What to watch this week
- How GUNTHER is presented — Is he returning as a top heel, or positioned for a one-off appearance? His entrance and angle will signal whether WWE plans to protect him or use him to spotlight someone else.
- Solo Sikoa’s opponent reveal — The identity and how WWE sells that reveal (surprise pop vs. pre-teased return) will show whether the company wants a viral moment or a measured storytelling beat.

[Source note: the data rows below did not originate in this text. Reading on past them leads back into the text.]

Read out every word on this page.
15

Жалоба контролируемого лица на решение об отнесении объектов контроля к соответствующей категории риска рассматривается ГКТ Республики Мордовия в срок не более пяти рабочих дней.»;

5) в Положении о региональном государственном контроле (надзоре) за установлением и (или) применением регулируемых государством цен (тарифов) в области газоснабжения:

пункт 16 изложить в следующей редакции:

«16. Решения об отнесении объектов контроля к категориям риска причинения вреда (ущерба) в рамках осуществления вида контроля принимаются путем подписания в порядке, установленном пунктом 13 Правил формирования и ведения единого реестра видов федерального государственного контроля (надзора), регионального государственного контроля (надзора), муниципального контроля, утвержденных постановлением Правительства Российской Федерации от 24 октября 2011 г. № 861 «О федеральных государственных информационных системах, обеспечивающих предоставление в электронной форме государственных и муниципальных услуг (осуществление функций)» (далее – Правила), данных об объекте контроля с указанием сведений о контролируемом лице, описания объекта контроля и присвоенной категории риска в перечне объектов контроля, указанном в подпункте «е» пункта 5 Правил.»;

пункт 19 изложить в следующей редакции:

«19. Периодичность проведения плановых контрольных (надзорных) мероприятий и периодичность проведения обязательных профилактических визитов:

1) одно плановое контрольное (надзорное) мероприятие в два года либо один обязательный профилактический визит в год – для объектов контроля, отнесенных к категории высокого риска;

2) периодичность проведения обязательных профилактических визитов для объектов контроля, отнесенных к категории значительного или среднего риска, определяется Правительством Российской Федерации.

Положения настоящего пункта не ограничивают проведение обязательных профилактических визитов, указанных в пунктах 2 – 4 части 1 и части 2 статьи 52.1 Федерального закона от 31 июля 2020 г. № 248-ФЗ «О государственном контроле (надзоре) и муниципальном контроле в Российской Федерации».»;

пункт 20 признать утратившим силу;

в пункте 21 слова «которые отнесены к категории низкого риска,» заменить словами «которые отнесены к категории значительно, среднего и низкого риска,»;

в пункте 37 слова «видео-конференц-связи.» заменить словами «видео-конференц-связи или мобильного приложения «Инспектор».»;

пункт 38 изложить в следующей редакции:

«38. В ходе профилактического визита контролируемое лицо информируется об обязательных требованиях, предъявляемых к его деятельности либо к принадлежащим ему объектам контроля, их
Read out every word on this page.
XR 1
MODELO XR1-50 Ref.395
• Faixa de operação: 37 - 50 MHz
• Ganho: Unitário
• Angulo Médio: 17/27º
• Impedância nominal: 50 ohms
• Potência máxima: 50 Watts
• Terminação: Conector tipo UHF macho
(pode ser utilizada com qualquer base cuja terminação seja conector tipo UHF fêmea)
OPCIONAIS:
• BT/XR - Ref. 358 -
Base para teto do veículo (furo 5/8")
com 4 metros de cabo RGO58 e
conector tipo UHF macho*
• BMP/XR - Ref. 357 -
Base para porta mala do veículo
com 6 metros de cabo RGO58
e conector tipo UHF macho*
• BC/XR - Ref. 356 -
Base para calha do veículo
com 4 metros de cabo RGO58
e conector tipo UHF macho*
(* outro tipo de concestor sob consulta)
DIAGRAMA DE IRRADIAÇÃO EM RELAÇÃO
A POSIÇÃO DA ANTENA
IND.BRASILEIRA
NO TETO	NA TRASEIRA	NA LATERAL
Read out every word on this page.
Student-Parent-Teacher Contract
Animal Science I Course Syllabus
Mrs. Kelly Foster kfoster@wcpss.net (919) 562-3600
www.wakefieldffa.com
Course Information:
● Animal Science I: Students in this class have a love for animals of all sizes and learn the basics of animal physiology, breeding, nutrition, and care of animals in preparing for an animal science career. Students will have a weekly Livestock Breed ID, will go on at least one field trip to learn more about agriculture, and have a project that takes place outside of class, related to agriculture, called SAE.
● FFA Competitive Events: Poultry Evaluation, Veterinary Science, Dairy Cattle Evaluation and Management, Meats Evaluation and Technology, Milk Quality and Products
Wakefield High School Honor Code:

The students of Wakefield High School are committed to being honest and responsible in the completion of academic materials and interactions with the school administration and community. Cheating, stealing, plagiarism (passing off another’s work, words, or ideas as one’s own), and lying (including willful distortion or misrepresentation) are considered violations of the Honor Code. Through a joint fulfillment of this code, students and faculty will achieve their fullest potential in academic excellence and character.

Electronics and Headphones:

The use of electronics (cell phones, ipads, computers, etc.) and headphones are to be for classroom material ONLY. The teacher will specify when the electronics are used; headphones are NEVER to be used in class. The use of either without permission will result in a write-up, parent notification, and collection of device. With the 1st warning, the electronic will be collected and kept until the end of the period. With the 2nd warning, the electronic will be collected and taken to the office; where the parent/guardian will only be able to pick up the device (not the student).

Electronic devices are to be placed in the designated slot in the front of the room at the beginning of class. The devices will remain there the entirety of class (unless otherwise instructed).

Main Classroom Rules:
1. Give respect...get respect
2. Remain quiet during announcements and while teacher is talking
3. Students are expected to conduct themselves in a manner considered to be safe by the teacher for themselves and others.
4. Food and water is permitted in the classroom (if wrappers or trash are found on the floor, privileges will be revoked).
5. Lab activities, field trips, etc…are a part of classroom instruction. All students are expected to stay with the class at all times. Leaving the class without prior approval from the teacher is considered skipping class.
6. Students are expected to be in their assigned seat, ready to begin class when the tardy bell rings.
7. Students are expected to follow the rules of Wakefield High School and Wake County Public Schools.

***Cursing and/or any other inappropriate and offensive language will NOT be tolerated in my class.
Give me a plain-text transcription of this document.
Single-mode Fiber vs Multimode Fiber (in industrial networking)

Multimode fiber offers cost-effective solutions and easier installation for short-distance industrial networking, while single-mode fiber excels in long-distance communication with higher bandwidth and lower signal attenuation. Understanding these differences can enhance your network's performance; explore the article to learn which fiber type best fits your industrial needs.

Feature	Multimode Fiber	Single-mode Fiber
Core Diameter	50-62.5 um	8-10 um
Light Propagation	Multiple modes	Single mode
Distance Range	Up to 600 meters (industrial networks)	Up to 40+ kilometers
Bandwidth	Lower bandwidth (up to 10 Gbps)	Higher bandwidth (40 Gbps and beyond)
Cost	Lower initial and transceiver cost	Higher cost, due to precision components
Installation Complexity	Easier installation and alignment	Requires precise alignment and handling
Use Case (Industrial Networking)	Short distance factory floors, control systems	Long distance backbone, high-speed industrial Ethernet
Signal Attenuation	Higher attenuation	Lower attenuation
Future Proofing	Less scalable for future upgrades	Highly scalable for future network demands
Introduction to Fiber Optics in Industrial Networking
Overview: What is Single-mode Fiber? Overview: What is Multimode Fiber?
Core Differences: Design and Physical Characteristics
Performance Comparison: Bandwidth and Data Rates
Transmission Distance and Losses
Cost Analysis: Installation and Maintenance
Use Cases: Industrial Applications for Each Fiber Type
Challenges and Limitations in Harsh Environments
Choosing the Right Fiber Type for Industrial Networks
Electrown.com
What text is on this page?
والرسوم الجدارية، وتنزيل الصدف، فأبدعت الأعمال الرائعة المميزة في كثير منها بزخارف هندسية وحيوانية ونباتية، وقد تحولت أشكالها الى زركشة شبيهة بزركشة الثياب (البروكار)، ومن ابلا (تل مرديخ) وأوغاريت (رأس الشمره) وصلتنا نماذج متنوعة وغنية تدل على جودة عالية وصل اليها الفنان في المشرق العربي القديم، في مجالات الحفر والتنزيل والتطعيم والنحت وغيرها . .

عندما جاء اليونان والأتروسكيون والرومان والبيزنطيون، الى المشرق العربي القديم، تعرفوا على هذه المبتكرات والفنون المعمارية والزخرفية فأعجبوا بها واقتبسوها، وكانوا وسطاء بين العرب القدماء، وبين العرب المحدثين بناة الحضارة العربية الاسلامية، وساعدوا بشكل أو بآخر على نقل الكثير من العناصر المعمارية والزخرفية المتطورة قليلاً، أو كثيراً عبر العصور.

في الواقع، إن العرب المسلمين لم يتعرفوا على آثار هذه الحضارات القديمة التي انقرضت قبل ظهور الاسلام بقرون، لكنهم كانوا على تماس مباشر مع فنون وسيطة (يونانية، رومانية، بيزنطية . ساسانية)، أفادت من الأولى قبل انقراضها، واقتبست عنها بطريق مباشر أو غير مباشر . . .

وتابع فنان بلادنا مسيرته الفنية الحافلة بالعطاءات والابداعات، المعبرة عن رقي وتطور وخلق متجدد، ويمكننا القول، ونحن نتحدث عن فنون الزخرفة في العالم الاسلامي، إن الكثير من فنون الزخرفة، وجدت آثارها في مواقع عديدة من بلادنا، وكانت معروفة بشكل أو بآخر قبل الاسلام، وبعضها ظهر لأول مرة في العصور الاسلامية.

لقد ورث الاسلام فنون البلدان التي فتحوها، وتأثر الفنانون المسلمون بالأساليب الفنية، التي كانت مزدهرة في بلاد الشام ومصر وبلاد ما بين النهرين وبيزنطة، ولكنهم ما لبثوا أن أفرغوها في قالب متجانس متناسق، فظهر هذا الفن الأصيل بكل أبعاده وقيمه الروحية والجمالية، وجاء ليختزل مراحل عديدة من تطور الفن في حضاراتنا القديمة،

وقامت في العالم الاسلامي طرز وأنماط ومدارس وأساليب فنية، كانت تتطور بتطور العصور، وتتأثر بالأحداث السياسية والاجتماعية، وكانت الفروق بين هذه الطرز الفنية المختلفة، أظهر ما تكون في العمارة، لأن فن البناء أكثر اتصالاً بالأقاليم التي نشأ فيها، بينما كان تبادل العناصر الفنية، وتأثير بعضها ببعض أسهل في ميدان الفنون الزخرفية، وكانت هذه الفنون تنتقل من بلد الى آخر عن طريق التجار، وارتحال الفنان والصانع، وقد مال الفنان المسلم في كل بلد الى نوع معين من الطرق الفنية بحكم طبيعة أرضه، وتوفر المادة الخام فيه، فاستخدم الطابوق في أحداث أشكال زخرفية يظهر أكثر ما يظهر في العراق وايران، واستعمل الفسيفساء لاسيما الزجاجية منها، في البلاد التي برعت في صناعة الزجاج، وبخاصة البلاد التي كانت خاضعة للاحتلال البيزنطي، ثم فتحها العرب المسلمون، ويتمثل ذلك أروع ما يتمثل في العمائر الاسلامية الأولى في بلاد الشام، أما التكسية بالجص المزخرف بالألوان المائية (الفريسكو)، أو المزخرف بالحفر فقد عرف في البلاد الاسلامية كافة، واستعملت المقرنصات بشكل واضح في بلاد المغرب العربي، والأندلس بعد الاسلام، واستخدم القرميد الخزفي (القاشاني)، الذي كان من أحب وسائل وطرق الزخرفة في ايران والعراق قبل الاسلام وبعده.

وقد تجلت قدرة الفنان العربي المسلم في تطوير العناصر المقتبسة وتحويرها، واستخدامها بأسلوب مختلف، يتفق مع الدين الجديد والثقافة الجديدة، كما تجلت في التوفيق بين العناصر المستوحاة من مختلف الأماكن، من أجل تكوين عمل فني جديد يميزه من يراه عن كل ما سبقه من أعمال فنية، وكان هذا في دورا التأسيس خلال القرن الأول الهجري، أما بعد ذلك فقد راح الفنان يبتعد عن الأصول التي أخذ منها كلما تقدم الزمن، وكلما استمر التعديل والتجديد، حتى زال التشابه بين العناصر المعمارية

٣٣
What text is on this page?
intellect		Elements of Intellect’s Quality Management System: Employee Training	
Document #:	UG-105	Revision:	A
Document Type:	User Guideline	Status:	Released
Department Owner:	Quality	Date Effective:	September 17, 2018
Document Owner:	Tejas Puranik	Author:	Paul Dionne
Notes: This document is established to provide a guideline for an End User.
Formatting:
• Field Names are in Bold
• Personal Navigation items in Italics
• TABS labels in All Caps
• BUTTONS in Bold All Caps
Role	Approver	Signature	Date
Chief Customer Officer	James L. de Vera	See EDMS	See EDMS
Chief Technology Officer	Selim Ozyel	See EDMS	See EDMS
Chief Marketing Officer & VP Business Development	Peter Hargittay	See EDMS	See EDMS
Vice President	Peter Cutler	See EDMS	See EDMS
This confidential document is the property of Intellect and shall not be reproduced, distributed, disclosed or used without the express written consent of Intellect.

- Tournament pacing — Watch whether WWE continues protecting big names early (as they did in Boston) or suddenly swaps to shock eliminations — that choice tells us whether the tournament’s primary aim is nostalgia, a ratings spike, or elevation of new stars.
Bottom line
Monday’s opening night in Boston gave fans two clean answers — Rusev and Sheamus moved on — while WWE used the following-week announcements to promise both returns (GUNTHER) and surprises (Solo Sikoa’s mystery opponent). Between Cena’s Intercontinental title moment on the same night and the tournament’s built-in unpredictability, WWE has laid the groundwork for a finish that can feel earned and dramatic. Over the next two episodes — SmackDown’s mid-week window and Raw at MSG — the bracket will expand and the speculation will grow: is WWE building to a sentimental, veteran opponent for Cena, or to a last-minute, shock-value opponent who rewrites the narrative? Either way, the “Last Time Is Now” tournament has already turned into must-watch television.